Addiewell: scandal of the forgotten village - Part 4

Photo:The old tied house by the pub

The old tied house by the pub

Lothian Courier

The jobs which never came

Fourth part of a report on Addiewell’s troubles by Joyce Summers, that appeared in the Lothian Courier in November 1976.


‘There’s no question about it – Addiewell has problems,’ says local District Councillor Dominic McCauley.  ‘We are very concerned about the position.  The old District Council – West Calder - started the bowling green project with the best intentions in the world, but Along came financial stringency,’ he said.

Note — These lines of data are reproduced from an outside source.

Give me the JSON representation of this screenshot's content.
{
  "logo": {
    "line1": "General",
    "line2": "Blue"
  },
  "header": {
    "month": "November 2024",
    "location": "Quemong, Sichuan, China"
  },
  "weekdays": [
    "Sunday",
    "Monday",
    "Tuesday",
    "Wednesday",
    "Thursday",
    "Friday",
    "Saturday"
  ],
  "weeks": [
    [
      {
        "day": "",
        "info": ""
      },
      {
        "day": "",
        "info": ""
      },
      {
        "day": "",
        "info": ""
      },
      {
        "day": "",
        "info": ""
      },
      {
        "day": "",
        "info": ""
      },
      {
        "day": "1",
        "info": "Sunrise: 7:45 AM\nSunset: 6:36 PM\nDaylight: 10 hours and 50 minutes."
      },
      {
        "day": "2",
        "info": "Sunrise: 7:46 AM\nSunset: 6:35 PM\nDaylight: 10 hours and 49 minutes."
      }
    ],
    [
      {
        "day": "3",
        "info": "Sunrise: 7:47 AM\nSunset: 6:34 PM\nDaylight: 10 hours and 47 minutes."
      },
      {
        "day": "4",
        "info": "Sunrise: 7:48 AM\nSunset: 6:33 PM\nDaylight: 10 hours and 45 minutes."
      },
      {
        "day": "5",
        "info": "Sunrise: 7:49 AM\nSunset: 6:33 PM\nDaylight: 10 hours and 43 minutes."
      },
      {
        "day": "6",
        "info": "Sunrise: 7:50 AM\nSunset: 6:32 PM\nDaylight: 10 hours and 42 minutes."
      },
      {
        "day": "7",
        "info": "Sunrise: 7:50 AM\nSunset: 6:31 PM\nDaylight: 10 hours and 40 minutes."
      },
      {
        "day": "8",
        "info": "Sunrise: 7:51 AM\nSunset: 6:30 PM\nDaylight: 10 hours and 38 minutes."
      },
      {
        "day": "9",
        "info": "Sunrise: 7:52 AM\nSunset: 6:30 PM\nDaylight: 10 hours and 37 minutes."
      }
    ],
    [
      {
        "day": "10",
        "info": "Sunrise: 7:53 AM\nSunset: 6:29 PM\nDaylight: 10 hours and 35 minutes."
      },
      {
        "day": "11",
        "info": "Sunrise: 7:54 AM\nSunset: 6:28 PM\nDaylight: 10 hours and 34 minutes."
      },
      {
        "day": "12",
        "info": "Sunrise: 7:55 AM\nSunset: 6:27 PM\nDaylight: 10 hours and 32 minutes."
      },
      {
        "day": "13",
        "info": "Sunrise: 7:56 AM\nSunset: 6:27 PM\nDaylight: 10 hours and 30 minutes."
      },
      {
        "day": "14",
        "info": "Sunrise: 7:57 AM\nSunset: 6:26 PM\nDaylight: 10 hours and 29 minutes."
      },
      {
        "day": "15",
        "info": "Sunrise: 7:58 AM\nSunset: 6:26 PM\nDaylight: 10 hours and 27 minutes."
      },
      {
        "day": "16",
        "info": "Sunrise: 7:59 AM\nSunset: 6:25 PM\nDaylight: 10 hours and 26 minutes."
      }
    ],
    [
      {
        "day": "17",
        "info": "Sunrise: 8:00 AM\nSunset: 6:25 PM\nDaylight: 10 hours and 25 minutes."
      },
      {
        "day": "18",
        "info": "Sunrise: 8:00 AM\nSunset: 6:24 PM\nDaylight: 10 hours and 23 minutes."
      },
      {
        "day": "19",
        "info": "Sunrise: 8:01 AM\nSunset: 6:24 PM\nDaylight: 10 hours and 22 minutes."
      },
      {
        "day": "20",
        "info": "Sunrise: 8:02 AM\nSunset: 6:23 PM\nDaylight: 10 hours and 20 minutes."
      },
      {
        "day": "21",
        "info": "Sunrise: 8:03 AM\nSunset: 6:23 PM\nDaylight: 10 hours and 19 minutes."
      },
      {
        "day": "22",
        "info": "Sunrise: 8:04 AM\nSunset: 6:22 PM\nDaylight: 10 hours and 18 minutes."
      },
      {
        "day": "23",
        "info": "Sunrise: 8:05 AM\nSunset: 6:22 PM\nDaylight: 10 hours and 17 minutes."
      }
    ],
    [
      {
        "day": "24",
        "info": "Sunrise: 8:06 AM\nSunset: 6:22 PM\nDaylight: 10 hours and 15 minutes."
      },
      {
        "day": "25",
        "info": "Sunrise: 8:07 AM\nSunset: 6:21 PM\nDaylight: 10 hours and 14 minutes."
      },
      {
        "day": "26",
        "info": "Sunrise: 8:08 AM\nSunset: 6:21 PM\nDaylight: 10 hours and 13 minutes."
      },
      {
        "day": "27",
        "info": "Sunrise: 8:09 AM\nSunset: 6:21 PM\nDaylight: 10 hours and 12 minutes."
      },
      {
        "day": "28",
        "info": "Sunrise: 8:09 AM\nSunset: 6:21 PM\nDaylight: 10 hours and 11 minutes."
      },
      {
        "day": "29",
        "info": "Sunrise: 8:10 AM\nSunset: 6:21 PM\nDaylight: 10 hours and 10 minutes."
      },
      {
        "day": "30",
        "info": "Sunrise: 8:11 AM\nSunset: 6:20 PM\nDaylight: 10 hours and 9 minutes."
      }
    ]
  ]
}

Councillor McCauley denied any suggestion that Addiewell had been forgotten or overlooked since reorganisation, as had been feared by Members of the Addiewell Community Council Steering Committee.  Committee Chairman George Dickson had told the Courier, ‘Under the old system, we always felt that our turn was coming.  Then just when we had reached the top of the list, Regionalisation took place and we seem to have gone back down to the bottom of their list of priorities.’

we just don't have the money

In reply, Councillor McCauley said that this was not true and in fact, Addiewell was high in the priority list, although obviously the first priority had to be Breich Hall.  But the problem was simplyjmoney, and the lack of it.  ‘It’s on the cards,’ he assured the Courier, ‘But we just don’t have the money.’

On the question of the ‘bowling green’, a spokesman for West Lothian District Council explained that following reorganisation, the Council had put the project out to re-tender because there had been no specific contract conditions and provision for certain associated work.  Before reorganisation it had been intended to spend a total of £8,800 on the project.  But the new tender came to £18,000 for which borrowing consent was refused.   


A giant white elephant

The giant precast concrete factory that dominates Addiewell is a constant source of irritation for the villagers.  Built about 18 months ago at an estimated cost of £7000,000, it has never once been in production and the initial promise of employment for 100 was never fulfilled.


Photo:The factory

The factory

Lothian Courier

The factory was originally built for James K. Miller of Sighthill but the firm went bankrupt and the building became the property of the Lothian Regional Council.  Since then the factory – a giant white elephant – has lain unoccupied, although the Region make regular security check–ups and there is a caretaker nearby.

‘We don’t criticise the Region for getting the factory,’ said Steering Committee Chairman Georoge Dickson.